In the last few years, soul, Northern soul and punk are the categories that get most attention. So other stuff will be missed. The alternative is the store owner going through two hundred singles checking each against the Rare Record Price Guide which is too time-consuming. Shops work on broad areas for investigation … Tamla, London-American, Merseybeat will get looked at to check the quality. Stuff in paper company sleeves is more likely to be of interest than stuff in later picture sleeves. But early picture sleeves are added value.
Not much post-1982 is that interesting, except for reissues, Madonna, soul or reggae. Things end up in the 20p box for personal reasons. I picked a near-mint first Peter, Paul & Mary EP out of the 20p box in a shop I knew and liked. I already had one, so could afford to be honest.
‘You do know this is worth about a fiver mint?’
‘Yes,’ said the owner, ‘But I can’t stand Peter, Paul and Mary, so it’s in the 20p box. If you look further there are some collectable Joan Baez and Pete Seeger EPs in there too.’
And there were. I bought the lot.
After the early 80s, collectors’ interest declines. Why? Most classic soul had already been issued, punk had just passed, bands were more interested in albums? That’s all true, but more importantly there’s less reason to collect the discs.
They were in stereo, so didn’t have a different mix to the LP, they were just a little bit shorter. By the mid-eighties many were digitally recorded in the studio, so that ephemeral whiff of analogue sound isn’t relevant any more. The CD had become the reference version. In 1992 /3 the official charts reference the catalogue numbers for CD singles, not 45s. That’s why crisp, clean, well looked-after 45s in picture sleeves from the 1980s and 1990s are deemed less collectable. Inside the picture sleeve is yet another horrible metallic injection-moulded plastic label too.
On the other hand, New Kids on the Block (an ultimate 20p band for ten years) reunited to tour in 2008. Late twenty-somethings all over the land bought tickets. My daughter had a large box of original memorabilia in the attic (I’d told her to put it away fifteen years earlier and look at it again later in life.) She had CDs and CD singles. I soon found a clutch of pristine 20p 122 inch singles and 45s to add to them. They became collectable by people without turntables. The sleeves and centre labels are better than the CD singles.
Other things just have great covers which capture an era. Sometimes it’s just a punt. An original Da Doo Ron Ron for 20p? Yes, but it was dusty, dull and lightly scratched. Sometimes that’s a record for the bin. Sometimes it plays surprisingly well (and the Wall of Sound obscures a lot of hiss).
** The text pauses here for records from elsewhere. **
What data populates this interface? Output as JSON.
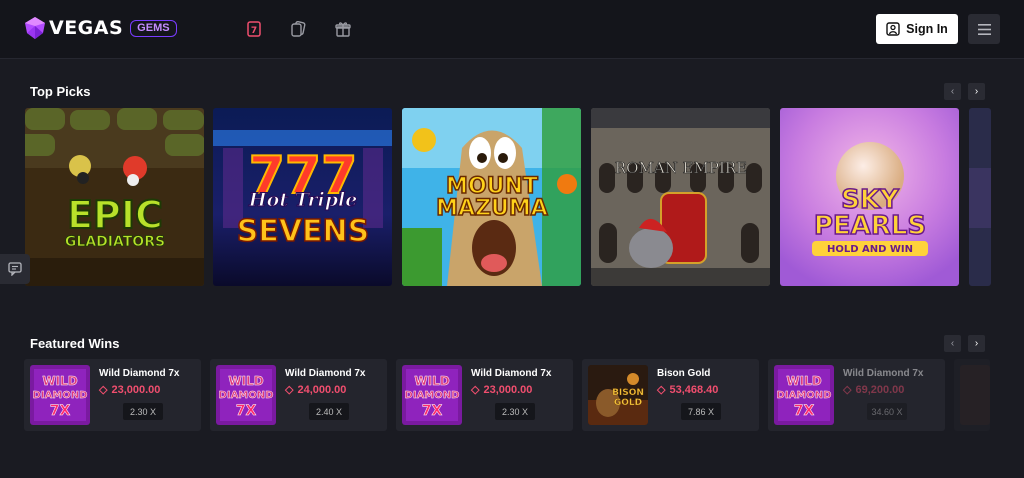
{
  "header": {
    "logo_main": "VEGAS",
    "logo_badge": "GEMS",
    "nav_icons": [
      "slots-seven-icon",
      "cards-icon",
      "gift-icon"
    ],
    "signin_label": "Sign In",
    "menu_icon": "hamburger-menu-icon"
  },
  "colors": {
    "background": "#1a1b22",
    "topbar": "#14151b",
    "accent_red": "#f04e6e",
    "accent_purple": "#7a3cff"
  },
  "top_picks": {
    "title": "Top Picks",
    "games": [
      {
        "name": "EPIC GLADIATORS",
        "line1": "EPIC",
        "line2": "GLADIATORS"
      },
      {
        "name": "Hot Triple SEVENS",
        "line1": "Hot Triple",
        "line2": "SEVENS"
      },
      {
        "name": "MOUNT MAZUMA",
        "line1": "MOUNT",
        "line2": "MAZUMA"
      },
      {
        "name": "ROMAN EMPIRE",
        "line1": "ROMAN EMPIRE",
        "line2": ""
      },
      {
        "name": "SKY PEARLS HOLD AND WIN",
        "line1": "SKY",
        "line2": "PEARLS",
        "line3": "HOLD AND WIN"
      }
    ]
  },
  "featured_wins": {
    "title": "Featured Wins",
    "items": [
      {
        "game": "Wild Diamond 7x",
        "amount": "23,000.00",
        "multiplier": "2.30 X",
        "thumb_line1": "WILD",
        "thumb_line2": "DIAMOND",
        "thumb_line3": "7X"
      },
      {
        "game": "Wild Diamond 7x",
        "amount": "24,000.00",
        "multiplier": "2.40 X",
        "thumb_line1": "WILD",
        "thumb_line2": "DIAMOND",
        "thumb_line3": "7X"
      },
      {
        "game": "Wild Diamond 7x",
        "amount": "23,000.00",
        "multiplier": "2.30 X",
        "thumb_line1": "WILD",
        "thumb_line2": "DIAMOND",
        "thumb_line3": "7X"
      },
      {
        "game": "Bison Gold",
        "amount": "53,468.40",
        "multiplier": "7.86 X",
        "thumb_line1": "BISON",
        "thumb_line2": "GOLD",
        "thumb_line3": ""
      },
      {
        "game": "Wild Diamond 7x",
        "amount": "69,200.00",
        "multiplier": "34.60 X",
        "thumb_line1": "WILD",
        "thumb_line2": "DIAMOND",
        "thumb_line3": "7X"
      }
    ]
  },
  "chat_icon": "chat-icon"
}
Then leafing through a charity shop box of Val Doonican, Englebert Humperdink and Ken Dodd singles, I found a pristine original light blue Dock of The Bay by Otis Redding on Stax. Clearly the whole lot were one donation, but this middle of the road fan had taken a fancy to just that one great hit track. In another chuck out box, there were three very clean copies of Michael Holliday’s She Was Only Seventeen / The Gay Vagabond. Why three? Did the A side inspire I Saw Her Standing There? Unlikely.
Couldn’t the singer decide between pursuing teenage girls on side A and being a gay vagabond on side B? All had immaculate original sleeves.
I watch other browsers. As the years go by, a greater percentage of every cheap box is total rubbish. You can tell by the time you’ve flicked through the first dozen. I’m not alone. We all know it after the first few.
The browser wins when you collect something that isn’t fashionable … yet. Or because you know more. While doing this book it’s been helpful to browse large numbers of singles. Shops know I’m writing about sleeves and that I would buy crap with decent sleeves on. After a while, some started grabbing the stuff I wanted to buy from the 20p section, and saying ‘A really clean Kama Sutra sleeve on a 1980s Cliff single? That’s got to be worth a quid to you on its own.’